Hat das Papstamt noch Zukunft?

Am 16. April feiert das Oberhaupt der Katholischen Kirche, Papst Benedikt XVI., seinen 85. Geburtstag. Die Wochenzeitung "Die Zeit" fragt aus diesem Anlass, ob "wir den Papst noch brauchen". Zu Wort kommen acht "Zeit"-Autoren, die sich Gedanken über die Zukunft und die Gestaltung des Amtes machen.


Von PRO

Für Josef Joffe, Herausgeber der "Zeit", hat ein Chef an der Spitze der Kirche Vorteile. Ohne diesen Spitzenrepräsentanten wären die Katholiken, "ähnlich wie Protestanten, Juden oder Muslime", ein "unordentlicher Verein ohne Führung", der durch eine verwirrende Vielfalt auffalle.



Das funktioniert in unserer modernen Zeit nicht



Mit freundlicher Gleichgültigkeit begegnet Stefan Schirmer dem Papst. Seine Familie habe den "Stellvertreter Christi auf Erden" regelrecht verehrt und in seiner Kindheit im Hunsrück zum Glaubensalltag gemacht. Diese Heiligkeit habe sich bei ihm verflüchtigt – aber nicht wegen der gängigen Kritik am Papsttum oder der Frage der Unfehlbarkeit: "Das Papstamt kann seinem Wesen nach nur funktionieren, wenn es abgehoben erscheint vom Diesseitigen und etwas Unnahbares hat. Das aber funktioniert in unserer modernen Zeit einfach nicht", meint Schirmer.

Die Protestantin Sabine Rückert hat mit dem bestehenden Papstbild große Probleme: "Christus hat keinen Menschen für unfehlbar und alle für vergebungsbedürftig gehalten." Das Papstamt sei eine überkomme Einrichtung, die oft völlig inhaltsleer bleibe und durch pompöse Zeremonien geprägt sei. Der aktuelle "Amtsinhaber" ignoriere evangelische Christen, demütige leidenschaftliche Katholiken und missachte alle Frauen, die seit Beginn der Christenheit der wahre Fels der Gemeinde seien: "Niemand braucht diesen alten Papst mit seiner Altmännerkirche", bilanziert Rückert.
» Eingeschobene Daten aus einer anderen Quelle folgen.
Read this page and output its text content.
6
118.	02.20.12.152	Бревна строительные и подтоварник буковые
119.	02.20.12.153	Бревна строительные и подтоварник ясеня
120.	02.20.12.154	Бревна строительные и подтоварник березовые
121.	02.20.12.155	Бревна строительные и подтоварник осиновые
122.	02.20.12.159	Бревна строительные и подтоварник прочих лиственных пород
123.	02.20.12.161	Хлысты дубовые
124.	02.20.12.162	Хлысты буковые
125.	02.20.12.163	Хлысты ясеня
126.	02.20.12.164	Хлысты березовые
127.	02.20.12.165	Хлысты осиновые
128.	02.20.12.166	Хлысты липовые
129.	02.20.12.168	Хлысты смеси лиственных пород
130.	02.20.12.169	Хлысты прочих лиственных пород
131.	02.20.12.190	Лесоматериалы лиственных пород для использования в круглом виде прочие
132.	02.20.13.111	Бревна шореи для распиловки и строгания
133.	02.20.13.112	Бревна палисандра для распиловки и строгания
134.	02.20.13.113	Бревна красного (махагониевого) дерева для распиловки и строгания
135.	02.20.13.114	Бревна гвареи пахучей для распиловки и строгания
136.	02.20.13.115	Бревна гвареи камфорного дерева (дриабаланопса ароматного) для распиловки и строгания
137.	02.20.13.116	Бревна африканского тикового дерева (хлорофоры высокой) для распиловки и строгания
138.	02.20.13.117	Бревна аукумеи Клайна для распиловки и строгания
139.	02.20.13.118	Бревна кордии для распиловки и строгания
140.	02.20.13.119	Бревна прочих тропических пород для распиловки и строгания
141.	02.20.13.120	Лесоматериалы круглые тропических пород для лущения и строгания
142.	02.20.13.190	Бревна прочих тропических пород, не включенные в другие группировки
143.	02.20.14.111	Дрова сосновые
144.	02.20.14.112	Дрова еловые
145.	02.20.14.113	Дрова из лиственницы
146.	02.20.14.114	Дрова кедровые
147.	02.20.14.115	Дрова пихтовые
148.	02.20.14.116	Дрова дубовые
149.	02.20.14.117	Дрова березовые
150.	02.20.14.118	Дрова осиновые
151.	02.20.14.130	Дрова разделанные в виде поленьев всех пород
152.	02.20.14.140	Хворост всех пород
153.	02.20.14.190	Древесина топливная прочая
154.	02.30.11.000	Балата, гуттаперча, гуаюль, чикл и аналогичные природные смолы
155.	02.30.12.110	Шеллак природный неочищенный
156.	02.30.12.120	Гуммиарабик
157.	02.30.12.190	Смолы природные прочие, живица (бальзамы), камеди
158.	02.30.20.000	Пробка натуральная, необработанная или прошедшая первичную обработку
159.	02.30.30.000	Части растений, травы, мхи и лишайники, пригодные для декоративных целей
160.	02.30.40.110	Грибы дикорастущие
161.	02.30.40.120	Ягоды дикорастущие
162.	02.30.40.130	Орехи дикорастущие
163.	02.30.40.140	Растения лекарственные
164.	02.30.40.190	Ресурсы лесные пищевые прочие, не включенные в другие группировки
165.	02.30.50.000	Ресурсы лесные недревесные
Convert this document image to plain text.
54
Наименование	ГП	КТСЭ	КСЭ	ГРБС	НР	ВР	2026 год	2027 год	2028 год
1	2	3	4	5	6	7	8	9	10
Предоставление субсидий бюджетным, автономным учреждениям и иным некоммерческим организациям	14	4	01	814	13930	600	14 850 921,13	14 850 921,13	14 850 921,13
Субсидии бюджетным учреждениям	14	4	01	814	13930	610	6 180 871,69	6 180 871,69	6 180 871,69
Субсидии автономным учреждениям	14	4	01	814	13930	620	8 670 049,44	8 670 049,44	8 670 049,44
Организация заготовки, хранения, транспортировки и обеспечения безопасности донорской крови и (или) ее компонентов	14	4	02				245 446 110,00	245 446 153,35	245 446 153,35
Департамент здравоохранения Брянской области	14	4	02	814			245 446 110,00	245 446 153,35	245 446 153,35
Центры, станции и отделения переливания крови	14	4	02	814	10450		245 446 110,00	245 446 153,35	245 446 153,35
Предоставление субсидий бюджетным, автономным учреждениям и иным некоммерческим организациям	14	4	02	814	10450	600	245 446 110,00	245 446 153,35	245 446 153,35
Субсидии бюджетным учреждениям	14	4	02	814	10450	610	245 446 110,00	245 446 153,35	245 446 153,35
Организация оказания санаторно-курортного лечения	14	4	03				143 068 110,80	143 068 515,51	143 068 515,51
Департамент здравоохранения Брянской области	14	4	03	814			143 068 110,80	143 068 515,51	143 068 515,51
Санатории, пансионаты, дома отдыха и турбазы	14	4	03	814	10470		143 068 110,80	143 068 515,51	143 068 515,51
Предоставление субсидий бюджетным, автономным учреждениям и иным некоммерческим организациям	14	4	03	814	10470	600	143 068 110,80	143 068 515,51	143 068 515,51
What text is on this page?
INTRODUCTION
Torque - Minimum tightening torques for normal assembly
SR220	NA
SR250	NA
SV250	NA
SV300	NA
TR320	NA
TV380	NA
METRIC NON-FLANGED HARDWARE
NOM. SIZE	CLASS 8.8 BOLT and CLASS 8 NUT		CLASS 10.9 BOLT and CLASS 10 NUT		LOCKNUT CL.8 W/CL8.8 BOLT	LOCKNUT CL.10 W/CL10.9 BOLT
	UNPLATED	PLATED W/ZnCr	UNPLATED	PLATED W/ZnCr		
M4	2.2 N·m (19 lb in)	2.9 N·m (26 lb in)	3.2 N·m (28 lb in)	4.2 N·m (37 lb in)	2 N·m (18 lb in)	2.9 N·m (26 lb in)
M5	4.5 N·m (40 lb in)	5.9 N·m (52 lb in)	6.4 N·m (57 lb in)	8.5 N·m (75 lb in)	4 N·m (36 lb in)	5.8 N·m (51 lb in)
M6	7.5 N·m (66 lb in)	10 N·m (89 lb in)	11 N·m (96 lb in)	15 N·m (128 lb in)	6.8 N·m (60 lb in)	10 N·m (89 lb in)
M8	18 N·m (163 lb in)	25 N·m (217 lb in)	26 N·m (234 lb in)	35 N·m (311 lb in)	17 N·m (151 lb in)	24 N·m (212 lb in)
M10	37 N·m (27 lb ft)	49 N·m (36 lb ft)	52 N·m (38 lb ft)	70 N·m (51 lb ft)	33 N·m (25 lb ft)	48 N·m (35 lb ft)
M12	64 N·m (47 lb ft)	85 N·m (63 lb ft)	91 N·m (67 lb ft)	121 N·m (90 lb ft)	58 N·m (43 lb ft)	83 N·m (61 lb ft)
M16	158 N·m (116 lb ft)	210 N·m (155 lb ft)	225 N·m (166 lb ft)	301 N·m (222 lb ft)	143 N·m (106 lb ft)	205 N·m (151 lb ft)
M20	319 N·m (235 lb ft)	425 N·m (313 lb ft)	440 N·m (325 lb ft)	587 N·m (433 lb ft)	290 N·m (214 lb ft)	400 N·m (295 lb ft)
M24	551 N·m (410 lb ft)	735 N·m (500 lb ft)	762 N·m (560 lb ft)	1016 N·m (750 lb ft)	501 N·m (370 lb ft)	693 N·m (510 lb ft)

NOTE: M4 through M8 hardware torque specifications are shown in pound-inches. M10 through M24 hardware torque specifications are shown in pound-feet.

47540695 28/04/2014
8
Erde ohne Stellvertreter Christi wäre langweilig



Rüdiger Jungbluth, "des Glaubens wegen aus der Kirche ausgetreten", bekennt, dass es ihm nie schwergefallen ist, den Papst anzuerkennen. Ihm reiche es zu hören, was Benedikt XVI. sagt, den Glauben an Kreuz und Auferstehung lehne er aber ab. Als "König" und "Global Player" sieht Christiane Florin den Papst. Er sei nicht lediglich ein, sondern der Stellvertreter Gottes auf Erden: "Das Oberhaupt der römisch-katholischen Kirche redet stets über Gott, selten über Sex, aber meistens denken wir, es sei umgekehrt." Hier entsteht aus Florins Sicht eine Kluft zwischen Wahrnehmung und Wahrheit. Florin ergänzt: "Eine Erde ohne Stellvertreter Christi wäre langweilig. Eine Welt bloß mit Madonna und Vaterunser-App fürs iPhone – das wäre die geistliche Insolvenz."

Der Papst habe Luthers Kirchenspaltung überstanden und sei aus den Krisen mit geschärftem Profil hervorgegangen. Zu diesem Schluss kommt Ijoma Mangold. Die Kirche habe in den 2.000 Jahren ihres Bestehens einen Wirklichkeitssinn bewiesen, der stärker gewesen sei als ihre Trotzphasen. Das Hirtenamt des Papstes könne die Kirche umso glaubwürdiger umsetzen, je weniger sie sich in die Welt verstricke.

Aus Sicht von Thomas Assheuer hat der Papst mit seiner "Freiburger Rede" die moderne Gesellschaft aufgegeben: "Vieles deutet darauf hin, dass dieser Augenblick für Benedikt mehr eine Hoffnung als ein Schrecken ist", erklärt der "Zeit"-Autor. Der Papst hüte "den Funken der Wahrheit" in der Nacht der Welt. Für Assheuer ist Benedikt XVI. das "Oberhaupt einer privatisierten, an sich selbst interessierten Religion. Ob die Welt einen solchen Papst braucht, ist eine Frage von erhabener Nebensächlichkeit."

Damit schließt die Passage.